Auteur finlandais de science-fiction et de fantasy, Hannu Rajaniemi s'est d'abord illustré avec sa série d'hard science-fiction, Jean le Flambeur, avant de nous proposer, en 2018, un roman indépendant titré Summerland et que les éditions ActuSF ont décidé de publier cet été.
Lu dans le cadre d'un partenariat avec les éditions ActuSF, je remercie Jérôme Vincent pour l'envoi de ce nouveau service de presse.

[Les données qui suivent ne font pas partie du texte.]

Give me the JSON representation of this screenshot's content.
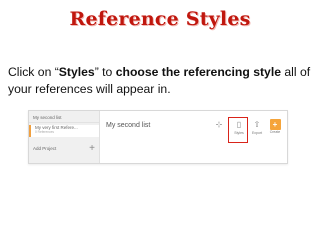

Summerland accueille les âmes des défunts, si et seulement si, ceux-ci ont obtenu un Ticket avant leur mort. La mort n'est donc plus une fin en soi mais est devenue un enjeu de rivalités pour les puissances de ce monde. Et ce n'est pas l'agente gouvernementale Rachel White qui dira le contraire, elle, qui vient de découvrir l'existence d'une taupe soviétique au sein même de Summerland, et que, sous prétexte que celle-ci dispose d'appuis hauts placés, se voit mise sur la touche. Pour autant, acceptera-t-elle cette situation ou au contraire risquera-t-elle sa carrière pour aller au bout de ses convictions ?
Summerland est une uchronie de science-fiction, imprégnée par l'ambiance du roman d'espionnage.
Influencé par sa propre expérience universitaire en physique mathématiques, Hannu Rajaniemi a mis dans son livre la science et la technologie au service de l'au-delà afin de rendre possible une interaction entre les vivants et les morts. Aussi, des outils techniques interagissant avec l'éther sont mis à disposition des vivants pour communiquer avec les âmes peuplant Summerland ou à contrario, permettre à certains défunts de revenir parmi les vivants en empruntant notamment le corps d'un médium. Sans en dévoiler toutes les subtilités, il est bon de noter qu'Hannu Rajaniemi se fait l'inventeur de toute une technologie complexe qui vient habilement donner du crédit à son uchronie.
D'ailleurs, celle-ci repose sur un postulat de la Première Guerre mondiale sensiblement différent avec l'usage d'un armement encore plus redoutable et une finalité autre où les empires britannique et soviétique semblent les seuls grands vainqueurs de ce conflit. Sans surprise, il en découle donc une géopolitique dissemblable avec deux acteurs qui s'engagent sur une autre voie politique : la conquête de l'immortalité.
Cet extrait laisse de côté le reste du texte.